The organic molecule was detected in the atmosphere of a Jupiter-sized planet that circles a star 63 light-years away in the constellation Vulpecula. The planet, HD 189733b, is too close to a nearby star to support life as we know it. But researchers said the observations show the astronomers' technique for detecting essential life ingredients can be used on cooler, potentially habitable Earth-sized planets.
The Space Telescope Science Institute in Baltimore, which coordinates use of the Hubble, said the discovery was the result of observations in May.

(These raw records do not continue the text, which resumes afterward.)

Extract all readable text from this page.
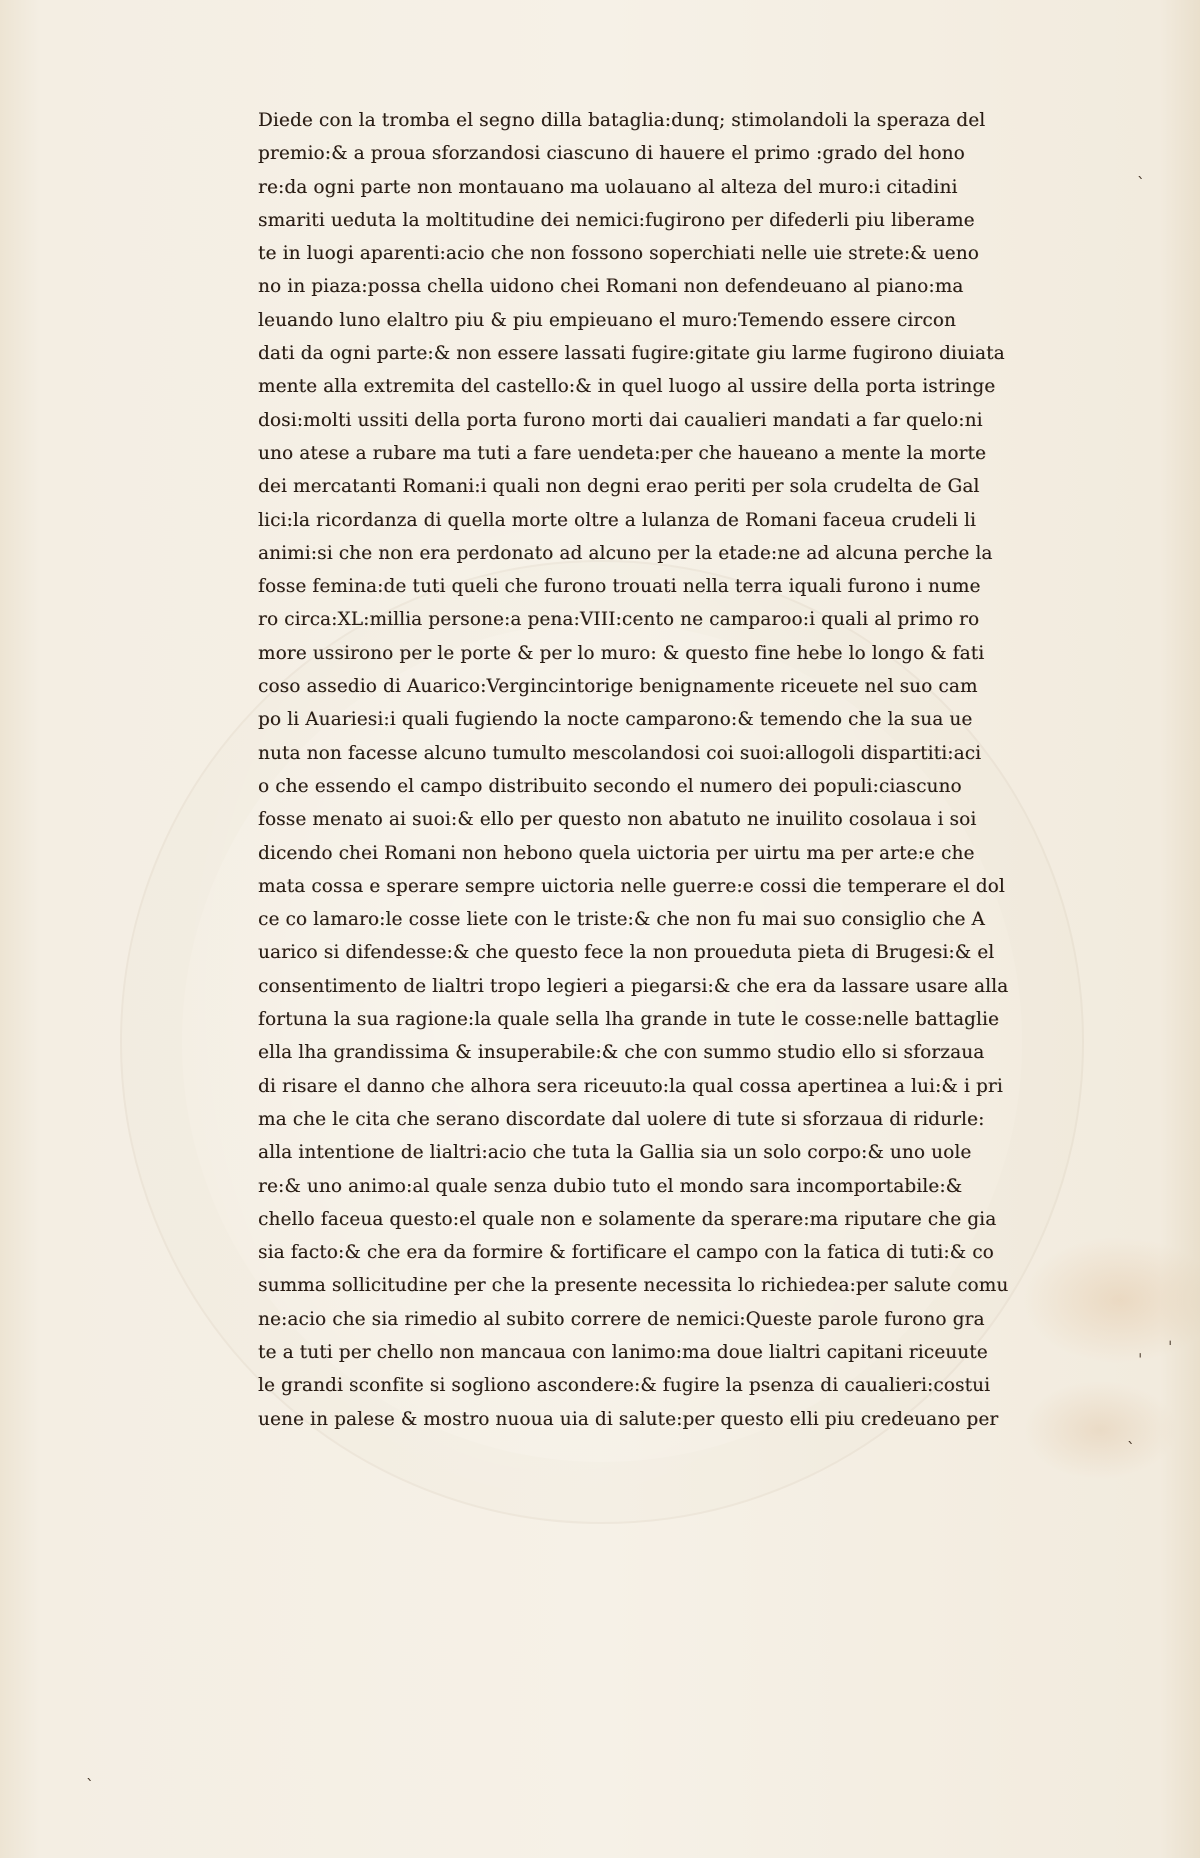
Diede con la tromba el segno dilla bataglia:dunq; stimolandoli la speraza del
premio:& a proua sforzandosi ciascuno di hauere el primo :grado del hono
re:da ogni parte non montauano ma uolauano al alteza del muro:i citadini
smariti ueduta la moltitudine dei nemici:fugirono per difederli piu liberame
te in luogi aparenti:acio che non fossono soperchiati nelle uie strete:& ueno
no in piaza:possa chella uidono chei Romani non defendeuano al piano:ma
leuando luno elaltro piu & piu empieuano el muro:Temendo essere circon
dati da ogni parte:& non essere lassati fugire:gitate giu larme fugirono diuiata
mente alla extremita del castello:& in quel luogo al ussire della porta istringe
dosi:molti ussiti della porta furono morti dai caualieri mandati a far quelo:ni
uno atese a rubare ma tuti a fare uendeta:per che haueano a mente la morte
dei mercatanti Romani:i quali non degni erao periti per sola crudelta de Gal
lici:la ricordanza di quella morte oltre a lulanza de Romani faceua crudeli li
animi:si che non era perdonato ad alcuno per la etade:ne ad alcuna perche la
fosse femina:de tuti queli che furono trouati nella terra iquali furono i nume
ro circa:XL:millia persone:a pena:VIII:cento ne camparoo:i quali al primo ro
more ussirono per le porte & per lo muro: & questo fine hebe lo longo & fati
coso assedio di Auarico:Vergincintorige benignamente riceuete nel suo cam
po li Auariesi:i quali fugiendo la nocte camparono:& temendo che la sua ue
nuta non facesse alcuno tumulto mescolandosi coi suoi:allogoli dispartiti:aci
o che essendo el campo distribuito secondo el numero dei populi:ciascuno
fosse menato ai suoi:& ello per questo non abatuto ne inuilito cosolaua i soi
dicendo chei Romani non hebono quela uictoria per uirtu ma per arte:e che
mata cossa e sperare sempre uictoria nelle guerre:e cossi die temperare el dol
ce co lamaro:le cosse liete con le triste:& che non fu mai suo consiglio che A
uarico si difendesse:& che questo fece la non proueduta pieta di Brugesi:& el
consentimento de lialtri tropo legieri a piegarsi:& che era da lassare usare alla
fortuna la sua ragione:la quale sella lha grande in tute le cosse:nelle battaglie
ella lha grandissima & insuperabile:& che con summo studio ello si sforzaua
di risare el danno che alhora sera riceuuto:la qual cossa apertinea a lui:& i pri
ma che le cita che serano discordate dal uolere di tute si sforzaua di ridurle:
alla intentione de lialtri:acio che tuta la Gallia sia un solo corpo:& uno uole
re:& uno animo:al quale senza dubio tuto el mondo sara incomportabile:&
chello faceua questo:el quale non e solamente da sperare:ma riputare che gia
sia facto:& che era da formire & fortificare el campo con la fatica di tuti:& co
summa sollicitudine per che la presente necessita lo richiedea:per salute comu
ne:acio che sia rimedio al subito correre de nemici:Queste parole furono gra
te a tuti per chello non mancaua con lanimo:ma doue lialtri capitani riceuute
le grandi sconfite si sogliono ascondere:& fugire la psenza di caualieri:costui
uene in palese & mostro nuoua uia di salute:per questo elli piu credeuano per
ˎ
ˌ ˈ
ˎ
ˋ
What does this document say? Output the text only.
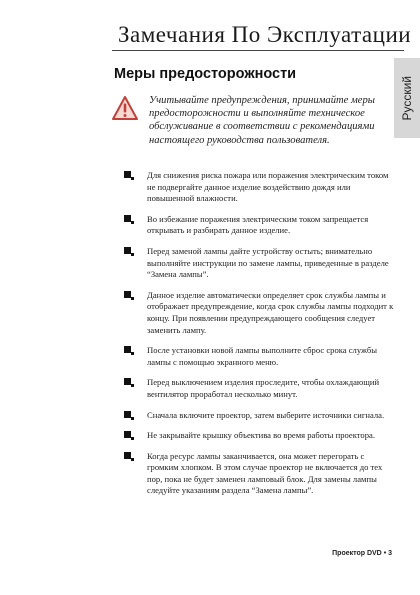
Замечания По Эксплуатации
Русский
Меры предосторожности
Учитывайте предупреждения, принимайте меры предосторожности и выполняйте техническое обслуживание в соответствии с рекомендациями настоящего руководства пользователя.
Для снижения риска пожара или поражения электрическим током не подвергайте данное изделие воздействию дождя или повышенной влажности.
Во избежание поражения электрическим током запрещается открывать и разбирать данное изделие.
Перед заменой лампы дайте устройству остыть; внимательно выполняйте инструкции по замене лампы, приведенные в разделе “Замена лампы”.
Данное изделие автоматически определяет срок службы лампы и отображает предупреждение, когда срок службы лампы подходит к концу. При появлении предупреждающего сообщения следует заменить лампу.
После установки новой лампы выполните сброс срока службы лампы с помощью экранного меню.
Перед выключением изделия проследите, чтобы охлаждающий вентилятор проработал несколько минут.
Сначала включите проектор, затем выберите источники сигнала.
Не закрывайте крышку объектива во время работы проектора.
Когда ресурс лампы заканчивается, она может перегорать с громким хлопком. В этом случае проектор не включается до тех пор, пока не будет заменен ламповый блок. Для замены лампы следуйте указаниям раздела “Замена лампы”.
Проектор DVD • 3
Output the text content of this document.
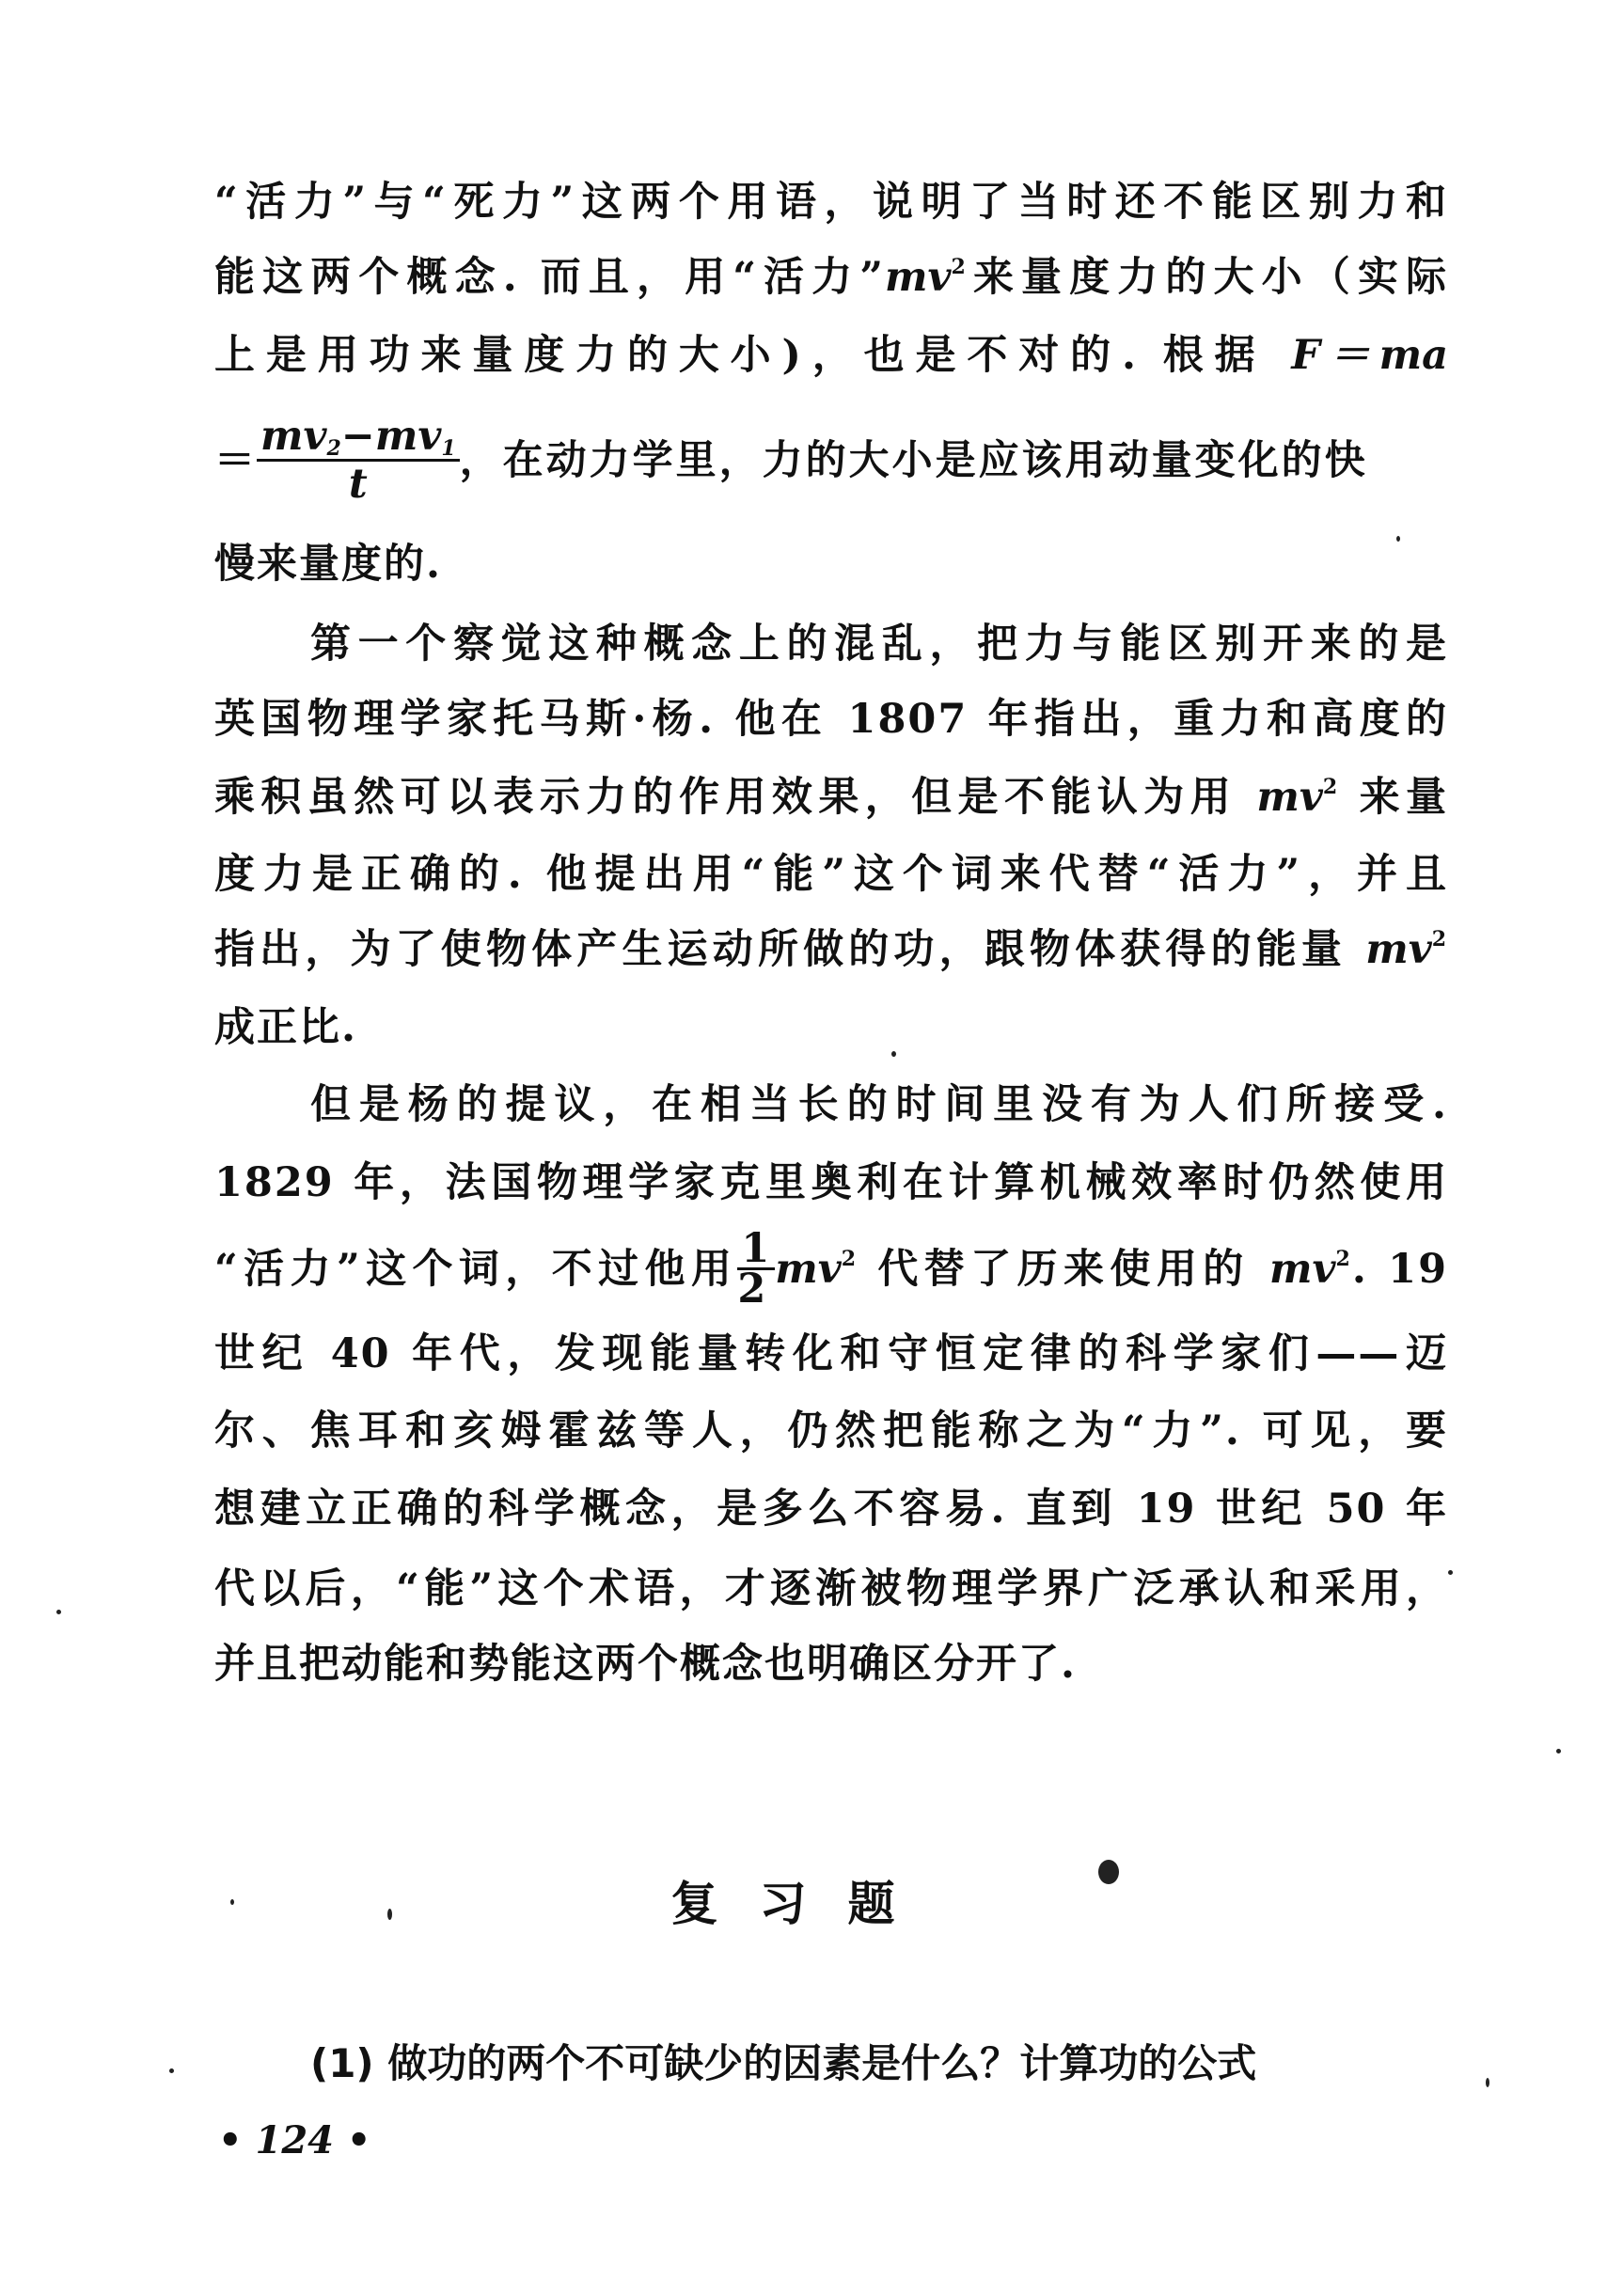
“活力”与“死力”这两个用语，说明了当时还不能区别力和
能这两个概念. 而且，用“活力$”mv^2$来量度力的大小（实际
上是用功来量度力的大小)，也是不对的. 根据 F＝ma
＝ $\frac{mv_2-mv_1}{t}$ ，在动力学里，力的大小是应该用动量变化的快
慢来量度的.
第一个察觉这种概念上的混乱，把力与能区别开来的是
英国物理学家托马斯·杨. 他在 1807 年指出，重力和高度的
乘积虽然可以表示力的作用效果，但是不能认为用 $mv^2$ 来量
度力是正确的. 他提出用“能”这个词来代替“活力”，并且
指出，为了使物体产生运动所做的功，跟物体获得的能量 $mv^2$
成正比.
但是杨的提议，在相当长的时间里没有为人们所接受.
1829 年，法国物理学家克里奥利在计算机械效率时仍然使用
“活力”这个词，不过他用 $\frac{1}{2} mv^2$ 代替了历来使用的 $mv^2$. 19
世纪 40 年代，发现能量转化和守恒定律的科学家们——迈
尔、焦耳和亥姆霍兹等人，仍然把能称之为“力”. 可见，要
想建立正确的科学概念，是多么不容易. 直到 19 世纪 50 年
代以后，“能”这个术语，才逐渐被物理学界广泛承认和采用，
并且把动能和势能这两个概念也明确区分开了.
复习题
(1) 做功的两个不可缺少的因素是什么？计算功的公式
• 124 •
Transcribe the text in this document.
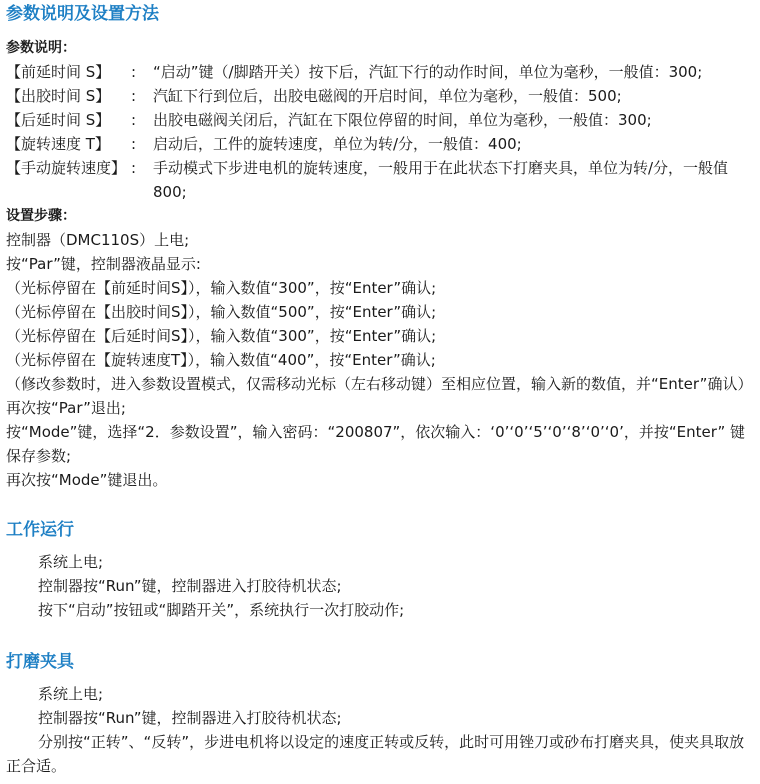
参数说明及设置方法
参数说明：
【前延时间 S】 : “启动”键（/脚踏开关）按下后，汽缸下行的动作时间，单位为毫秒，一般值：300;
【出胶时间 S】 : 汽缸下行到位后，出胶电磁阀的开启时间，单位为毫秒，一般值：500;
【后延时间 S】 : 出胶电磁阀关闭后，汽缸在下限位停留的时间，单位为毫秒，一般值：300;
【旋转速度 T】 : 启动后，工件的旋转速度，单位为转/分，一般值：400;
【手动旋转速度】 : 手动模式下步进电机的旋转速度，一般用于在此状态下打磨夹具，单位为转/分，一般值 800;
设置步骤：
控制器（DMC110S）上电;
按“Par”键，控制器液晶显示:
（光标停留在【前延时间S】），输入数值“300”，按“Enter”确认;
（光标停留在【出胶时间S】），输入数值“500”，按“Enter”确认;
（光标停留在【后延时间S】），输入数值“300”，按“Enter”确认;
（光标停留在【旋转速度T】），输入数值“400”，按“Enter”确认;
（修改参数时，进入参数设置模式，仅需移动光标（左右移动键）至相应位置，输入新的数值，并“Enter”确认）再次按“Par”退出;
按“Mode”键，选择“2．参数设置”，输入密码：“200807”，依次输入：‘0’‘0’‘5’‘0’‘8’‘0’‘0’，并按“Enter” 键保存参数;
再次按“Mode”键退出。
工作运行
系统上电;
控制器按“Run”键，控制器进入打胶待机状态;
按下“启动”按钮或“脚踏开关”，系统执行一次打胶动作;
打磨夹具
系统上电;
控制器按“Run”键，控制器进入打胶待机状态;
分别按“正转”、“反转”，步进电机将以设定的速度正转或反转，此时可用锉刀或砂布打磨夹具，使夹具取放正合适。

Mark Swain of NASA's Jet Propulsion Laboratory in California who led the team that made the discovery, described the work as a "dress rehearsal for future searches for life on more hospitable planets." Swain is the lead author of a paper appearing in Thursday's issue of Nature.
However, Sara Seager, a Massachusetts Institute of Technology researcher who was not part of Swain's team, said finding organic molecules on more Earth-like planets will be much more difficult.
While methane is important -- one of four molecules that astronomers seek, along with water, carbon dioxide and oxygen -- it is mostly crucial as a byproduct of life, which is not the case on this planet, said Carnegie Institution of Washington astronomer Alan Boss.